Until we reach a point where there is some sort of AI out there that has any semblance of free will, and can choose not to learn if fed certain information, and choose not to respond to input given to it without being programmed to do not respond, then we are not talking about intelligence, we are talking about a tool. No matter how they dress it up.
Stop arguing about this on their terms, because they’re gaslighting the fuck out of you.
Afaik the OpenAI bot may choose to ignore it? At least that’s what another user claimed it does.
Robots.txt has been always ignored by some bots, it’s just a guideline originally meant to prevent excessive bandwidth usage by search indexing bots and is entirely voluntary.
Archive.org bot for example has completely ignored it since 2017.
Yes, but there’s no contract to give them legal cover if anyone ever does anything about all the content they steal.
And ya know what? Frankly, if AI is going to harvest all this shit, I’d rather fuckers like spez couldn’t get rich off it in the process. Granted I’m not happy the tech bros running these AI companies are getting rich with these fucking things, but I can at least take solace there isn’t some asshole middle man making bank of the work and words of users they never paid a dime to.
Genuinely, why does Sepz and Reddit deserve to make money off anything we posted? Why does any social media site? They make the site, pay for the servers, maintain the apps, sure, and they can get compensation for that, I don’t see a problem there. But why does any social media company deserve to get rich when the only thing that makes their platform valuable is the people that post to it? Reddit didn’t even have paid mods, the community did all the work on the content of that site, why in the fuck do we tolerate these assholes making profit off it like this?

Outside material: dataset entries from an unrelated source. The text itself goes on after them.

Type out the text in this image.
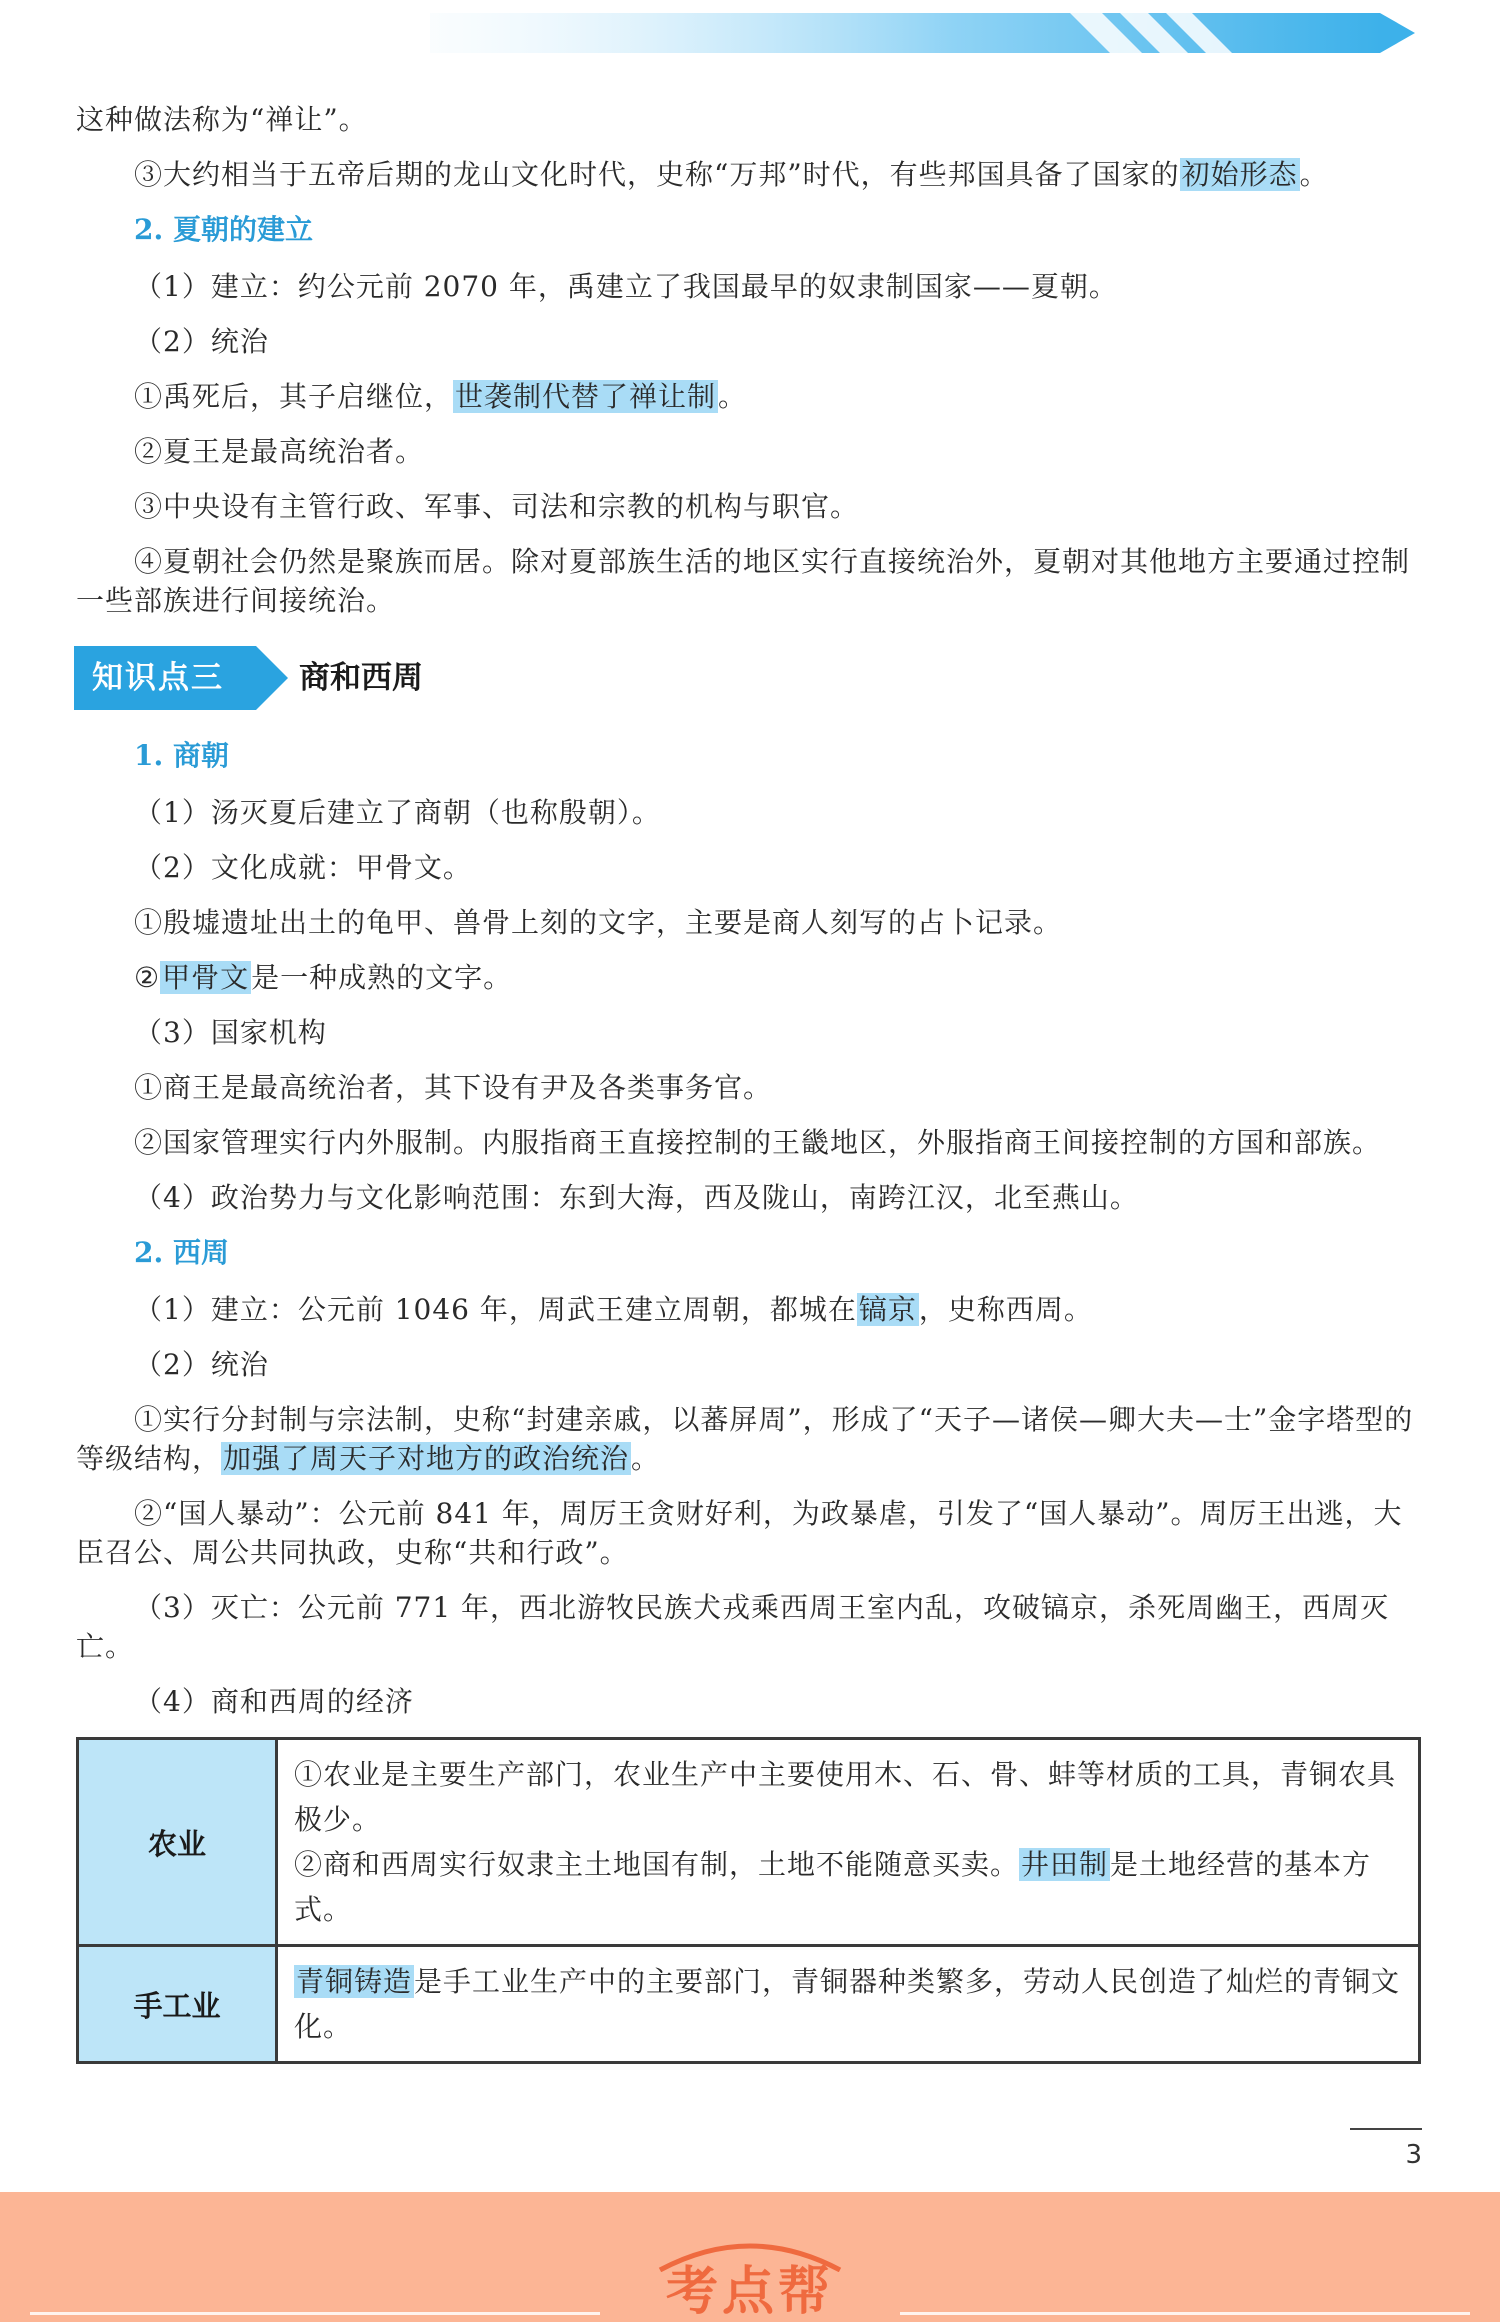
这种做法称为“禅让”。

③大约相当于五帝后期的龙山文化时代，史称“万邦”时代，有些邦国具备了国家的初始形态。

2. 夏朝的建立

（1）建立：约公元前 2070 年，禹建立了我国最早的奴隶制国家——夏朝。

（2）统治

①禹死后，其子启继位，世袭制代替了禅让制。

②夏王是最高统治者。

③中央设有主管行政、军事、司法和宗教的机构与职官。

④夏朝社会仍然是聚族而居。除对夏部族生活的地区实行直接统治外，夏朝对其他地方主要通过控制一些部族进行间接统治。

知识点三 商和西周
1. 商朝

（1）汤灭夏后建立了商朝（也称殷朝）。

（2）文化成就：甲骨文。

①殷墟遗址出土的龟甲、兽骨上刻的文字，主要是商人刻写的占卜记录。

②甲骨文是一种成熟的文字。

（3）国家机构

①商王是最高统治者，其下设有尹及各类事务官。

②国家管理实行内外服制。内服指商王直接控制的王畿地区，外服指商王间接控制的方国和部族。

（4）政治势力与文化影响范围：东到大海，西及陇山，南跨江汉，北至燕山。

2. 西周

（1）建立：公元前 1046 年，周武王建立周朝，都城在镐京，史称西周。

（2）统治

①实行分封制与宗法制，史称“封建亲戚，以蕃屏周”，形成了“天子—诸侯—卿大夫—士”金字塔型的等级结构，加强了周天子对地方的政治统治。

②“国人暴动”：公元前 841 年，周厉王贪财好利，为政暴虐，引发了“国人暴动”。周厉王出逃，大臣召公、周公共同执政，史称“共和行政”。

（3）灭亡：公元前 771 年，西北游牧民族犬戎乘西周王室内乱，攻破镐京，杀死周幽王，西周灭亡。

（4）商和西周的经济

农业	①农业是主要生产部门，农业生产中主要使用木、石、骨、蚌等材质的工具，青铜农具极少。
②商和西周实行奴隶主土地国有制，土地不能随意买卖。井田制是土地经营的基本方式。

手工业	青铜铸造是手工业生产中的主要部门，青铜器种类繁多，劳动人民创造了灿烂的青铜文化。
3
考点帮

Intellectual property theft
This is sad to read because I agree with all of it (except the casual sexism).
why in the fuck do we tolerate these assholes making profit off it like this?
Look at this thread. People delete their posts on Reddit. Which means that they can no longer be scraped for free. Which means they are now exclusively available in Reddit’s archive. It’s not that people tolerate it. It’s that the first instinct of people who don’t tolerate it, is to make it worse. What can you do?
What do you mean? What legal cover do they need against what actions?
If the EU (or any other governments) decide that AI can’t legally train their models on information they don’t own or license (I don’t know how that would work legally but they talk about it), then this company that Reddit has sold access to could argue to lawmakers that they have license for all the content on Reddit. I don’t know that it would hold up, but I suspect it’s part of the company’s perceived value in this Reddit deal.
I barely post on reddit, just lurk but this made me finally sign up for an account here.
deleted by creator
Welcome to lemmy.
I just Googled my reddit handle and it it’s appalling that I found websites on the internet that archived a bunch of my posts on there including pictures I posted. I’m not sure what I expected, but it’s still kinda annoying.
That’s been an issue for a long time. Fake “blogs” made of scraped reddit posts.
That’s why spez the hurensohn “refreshed” the T&Cs very recently.
So nothing realy new after alls half reddit is repost bot .
Lol, what do you think Lemmy is? There’s a lot of posts on here directly scraped from Reddit by bots.
Well of course, that’s the #1 reason why everyone stopped providing free-to-use APIs last year. Because AI companies were getting all that data for free via those APIs.
oh, really
Just going to replace all my old posts with AI generated poison data.